El Rulo sacude la cabeza, enfila para el baño y entra. Suena el teléfono. Es su hija. Le golpeo la puerta para avisarle y él tarda bastante en contestarme. Me dice que le pase el celular por la puerta entreabierta y si le puedo alcanzar el frasquito de alcohol en gel que está sobre el mostrador. Cuando vuelvo con el alcohol y abro la puerta, escucho que están discutiendo. Él le dice a su hija que se calme, que lo hablarían más tarde. Cierra de golpe y casi me saca una mano. Lo noto nervioso cuando sale. Se acomoda al costado de la caja y se queda en silencio, mirando embobado la pelea de fondo en la tele que está colgada en la pared. Espero un poco y le pido que se haga cargo del salón un momento. El Rulo ni me contesta.

Entonces entro al baño, prendo la luz y trabo la puerta con el pasador. Todo está en silencio de este lado. Sólo oigo una seguidilla de gotas intermitentes que escapan de la canilla y rebotan en el lavatorio. El baño es un chiquero, lo normal para esta hora del día. Empiezo a buscar, pero no encuentro nada. El espejo está todo sucio. Sigo buscando.

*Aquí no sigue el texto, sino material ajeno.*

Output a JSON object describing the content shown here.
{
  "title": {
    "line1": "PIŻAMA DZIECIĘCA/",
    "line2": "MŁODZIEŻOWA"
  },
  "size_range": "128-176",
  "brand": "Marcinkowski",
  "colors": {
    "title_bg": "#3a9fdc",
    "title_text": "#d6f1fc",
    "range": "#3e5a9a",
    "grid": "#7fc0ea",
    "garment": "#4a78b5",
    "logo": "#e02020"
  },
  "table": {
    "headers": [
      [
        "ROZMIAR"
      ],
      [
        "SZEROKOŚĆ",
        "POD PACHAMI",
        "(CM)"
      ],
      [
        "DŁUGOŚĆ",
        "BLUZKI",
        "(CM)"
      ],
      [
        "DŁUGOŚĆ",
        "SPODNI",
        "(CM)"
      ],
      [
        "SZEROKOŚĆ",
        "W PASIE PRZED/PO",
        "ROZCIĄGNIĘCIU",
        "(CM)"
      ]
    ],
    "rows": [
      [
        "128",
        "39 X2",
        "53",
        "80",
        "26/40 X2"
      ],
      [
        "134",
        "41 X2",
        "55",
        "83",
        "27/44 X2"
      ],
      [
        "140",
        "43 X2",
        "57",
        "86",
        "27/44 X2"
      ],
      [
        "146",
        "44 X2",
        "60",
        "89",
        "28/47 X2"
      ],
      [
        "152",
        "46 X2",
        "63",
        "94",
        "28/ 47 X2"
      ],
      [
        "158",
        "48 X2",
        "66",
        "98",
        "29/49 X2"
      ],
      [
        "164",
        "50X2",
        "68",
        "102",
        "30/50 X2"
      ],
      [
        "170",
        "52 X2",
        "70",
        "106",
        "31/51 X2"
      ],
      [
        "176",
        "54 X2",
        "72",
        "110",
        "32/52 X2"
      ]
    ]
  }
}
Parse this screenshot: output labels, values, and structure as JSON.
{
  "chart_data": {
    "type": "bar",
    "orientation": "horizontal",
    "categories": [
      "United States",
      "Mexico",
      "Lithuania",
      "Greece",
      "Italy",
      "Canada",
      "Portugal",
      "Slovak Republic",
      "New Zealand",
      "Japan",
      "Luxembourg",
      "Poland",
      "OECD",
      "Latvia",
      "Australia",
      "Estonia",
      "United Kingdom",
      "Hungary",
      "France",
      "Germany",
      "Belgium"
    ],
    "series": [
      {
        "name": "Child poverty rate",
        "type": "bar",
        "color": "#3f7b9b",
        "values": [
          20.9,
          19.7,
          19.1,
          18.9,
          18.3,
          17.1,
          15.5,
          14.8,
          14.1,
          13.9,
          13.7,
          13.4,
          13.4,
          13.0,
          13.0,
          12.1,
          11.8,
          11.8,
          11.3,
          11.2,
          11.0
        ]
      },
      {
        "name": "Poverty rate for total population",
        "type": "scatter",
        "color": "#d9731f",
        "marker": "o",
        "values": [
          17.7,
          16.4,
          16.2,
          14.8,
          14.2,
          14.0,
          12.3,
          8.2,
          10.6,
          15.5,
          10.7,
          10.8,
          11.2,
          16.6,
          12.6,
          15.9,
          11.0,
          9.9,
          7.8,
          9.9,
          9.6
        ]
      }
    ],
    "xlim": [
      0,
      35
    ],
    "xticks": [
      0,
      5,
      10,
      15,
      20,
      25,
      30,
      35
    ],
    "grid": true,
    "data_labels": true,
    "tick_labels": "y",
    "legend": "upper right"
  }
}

Alguien pegó mocos en un azulejo sobre el mingitorio de la derecha. Maldigo al roñoso y sigo. También se olvidaron de apretar el botón y taparon el inodoro con papel higiénico, como siempre. Pienso que el cobarde no debe haber venido todavía. Tiene tiempo; al jueves aún le quedan dos horas. Alguien golpea a la puerta. Le grito que está ocupado y no insiste.

Justo enfrente de mí está ahora el dispensador de condones. Me detengo a observarlo. Noto un manchón negro en uno de sus lados, como de tinta borroneada. Del otro lado leo “Damián y Jessica” dentro de un corazón. Ahora miro el tacho de basura junto al lavatorio y veo, tirado, el frasco de alcohol que me había pedido el Rulo. Está vacío. Sobre la tapa del tacho hay un bollo de papel higiénico, teñido de negro.

Salgo del baño con el frasco en la mano, me acerco al Rulo y lo apoyo sobre una mesa vacía. El Rulo se da cuenta, pero mira para otro lado y se acerca a cobrarle el café a los tortolitos de la barra.  Sí, el jueves que viene lo volverán a escribir en algún rincón del baño. El Rulo no lo va a poder limpiar y yo no voy a estar para borrarlo. Presiento que alguien se dará cuenta y empezará a hacer preguntas.